Migrating to Python 2.7, part 1: Threadsafe

Posted by Nick Johnson | Filed under python, threading, python-27, google-app-engine

With the recent experimental release of Python 2.7 support, many people are starting to move their apps from the 2.5 runtime to 2.7. In this series of posts, I'll go over the various considerations for migrating your app in detail, starting with the most immediately obvious - and arguably biggest impact - of them all: threadsafe and multithreaded Python apps.

As you're probably aware, the 2.7 runtime supports making your Python app multithreaded, meaning a single instance of the app may service multiple user requests at the same time. Due to the Global Interpreter Lock, a multithreaded Python app still has limited concurrency, but since most of the wallclock time of a typical App Engine app is spent waiting for RPCs - during which the GIL is not held - the parallelism, and corresponding improvements in utilization, can be substantial.

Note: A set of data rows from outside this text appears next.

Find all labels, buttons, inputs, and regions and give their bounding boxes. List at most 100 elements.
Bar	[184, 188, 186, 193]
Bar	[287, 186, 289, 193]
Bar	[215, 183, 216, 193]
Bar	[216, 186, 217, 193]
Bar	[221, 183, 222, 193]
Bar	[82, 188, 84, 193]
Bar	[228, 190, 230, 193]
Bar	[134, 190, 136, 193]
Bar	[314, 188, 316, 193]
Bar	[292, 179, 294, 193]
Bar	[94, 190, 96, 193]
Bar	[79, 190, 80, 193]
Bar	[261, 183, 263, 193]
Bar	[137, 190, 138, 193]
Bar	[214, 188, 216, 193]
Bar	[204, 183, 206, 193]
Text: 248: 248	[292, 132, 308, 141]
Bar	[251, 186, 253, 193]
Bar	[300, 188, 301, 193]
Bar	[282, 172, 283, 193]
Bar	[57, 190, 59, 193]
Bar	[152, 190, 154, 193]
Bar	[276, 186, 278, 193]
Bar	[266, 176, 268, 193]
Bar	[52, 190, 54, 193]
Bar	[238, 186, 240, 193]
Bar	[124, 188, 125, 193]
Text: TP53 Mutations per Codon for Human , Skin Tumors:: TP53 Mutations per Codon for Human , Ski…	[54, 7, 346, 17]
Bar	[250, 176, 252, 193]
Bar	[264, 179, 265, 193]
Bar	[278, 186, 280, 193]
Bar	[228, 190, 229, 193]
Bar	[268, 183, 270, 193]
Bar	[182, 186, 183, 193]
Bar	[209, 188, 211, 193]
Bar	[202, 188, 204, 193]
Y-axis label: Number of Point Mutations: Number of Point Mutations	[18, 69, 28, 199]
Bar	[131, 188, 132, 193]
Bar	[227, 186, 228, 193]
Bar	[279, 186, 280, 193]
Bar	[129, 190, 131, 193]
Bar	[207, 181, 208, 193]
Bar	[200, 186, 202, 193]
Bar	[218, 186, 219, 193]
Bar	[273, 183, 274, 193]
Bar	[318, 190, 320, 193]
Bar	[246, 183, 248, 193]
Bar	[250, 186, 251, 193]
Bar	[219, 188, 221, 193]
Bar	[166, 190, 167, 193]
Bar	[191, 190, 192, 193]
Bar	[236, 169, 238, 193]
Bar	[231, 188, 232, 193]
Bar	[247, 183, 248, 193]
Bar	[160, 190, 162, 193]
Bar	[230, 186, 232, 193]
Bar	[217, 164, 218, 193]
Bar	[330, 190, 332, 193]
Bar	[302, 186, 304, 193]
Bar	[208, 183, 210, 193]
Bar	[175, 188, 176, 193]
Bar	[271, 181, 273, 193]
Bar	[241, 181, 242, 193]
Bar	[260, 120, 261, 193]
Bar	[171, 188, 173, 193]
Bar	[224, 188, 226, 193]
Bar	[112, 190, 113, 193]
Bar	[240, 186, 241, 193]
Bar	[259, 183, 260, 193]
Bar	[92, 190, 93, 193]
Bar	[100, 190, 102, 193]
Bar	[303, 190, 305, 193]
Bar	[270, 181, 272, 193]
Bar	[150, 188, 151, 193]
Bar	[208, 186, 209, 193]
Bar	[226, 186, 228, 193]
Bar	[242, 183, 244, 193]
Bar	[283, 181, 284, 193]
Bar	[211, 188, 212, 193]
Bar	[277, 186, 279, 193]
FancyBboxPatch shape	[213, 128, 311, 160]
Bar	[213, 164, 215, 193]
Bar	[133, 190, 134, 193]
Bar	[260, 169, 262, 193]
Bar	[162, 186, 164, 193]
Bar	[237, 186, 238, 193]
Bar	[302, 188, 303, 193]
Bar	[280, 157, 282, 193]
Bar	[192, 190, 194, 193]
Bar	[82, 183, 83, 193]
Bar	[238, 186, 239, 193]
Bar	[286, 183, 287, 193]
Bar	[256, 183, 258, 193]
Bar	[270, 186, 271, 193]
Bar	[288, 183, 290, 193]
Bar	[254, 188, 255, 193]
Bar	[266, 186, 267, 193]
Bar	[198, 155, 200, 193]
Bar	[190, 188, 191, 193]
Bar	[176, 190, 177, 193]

Moving to Python 2.7 and enabling multithreading is pretty straightforward. First, you have to update your app.yaml. Suppose the start of your app.yaml looks something like this:

application: myapp
version: main
runtime: python
api_version: 1

To switch to Python 2.7, you change it to this (changes are highlighted):

application: myapp
version: main
runtime: python27
api_version: 1
threadsafe: true

All we've done here is changed the runtime name from 'python' to 'python27', and added a new line, 'threadsafe: true', which should be fairly self-explanatory.

That's not quite it, though. Apps on the Python 2.5 runtime use a CGI-inspired model, meaning every app has some boilerplate in its handler that goes something like this:

application = webapp.WSGIApplication(...) # Or something else if you're not using webapp

def main():
  run_wsgi_app(application)

if __name__ == '__main__':
  main()

First we define a WSGI application in the 'application' variable - so far, so straight-forward, and the same as any other platform. Then, we define a main method, which runs the WSGI app. And finally, the mysterious "if __name__ == '__main__'" stanza, omission of which has caused many mysterious bugs for new App Engine programmers. The reason for this tells us a little about App Engine's original design, so I hope you'll permit me a slight diversion to explain why it worked this way, and why it's necessary to change it now. If you already know what CGI is and how it works, and how it's implemented in App Engine, feel free to skip ahead to the interesting stuff.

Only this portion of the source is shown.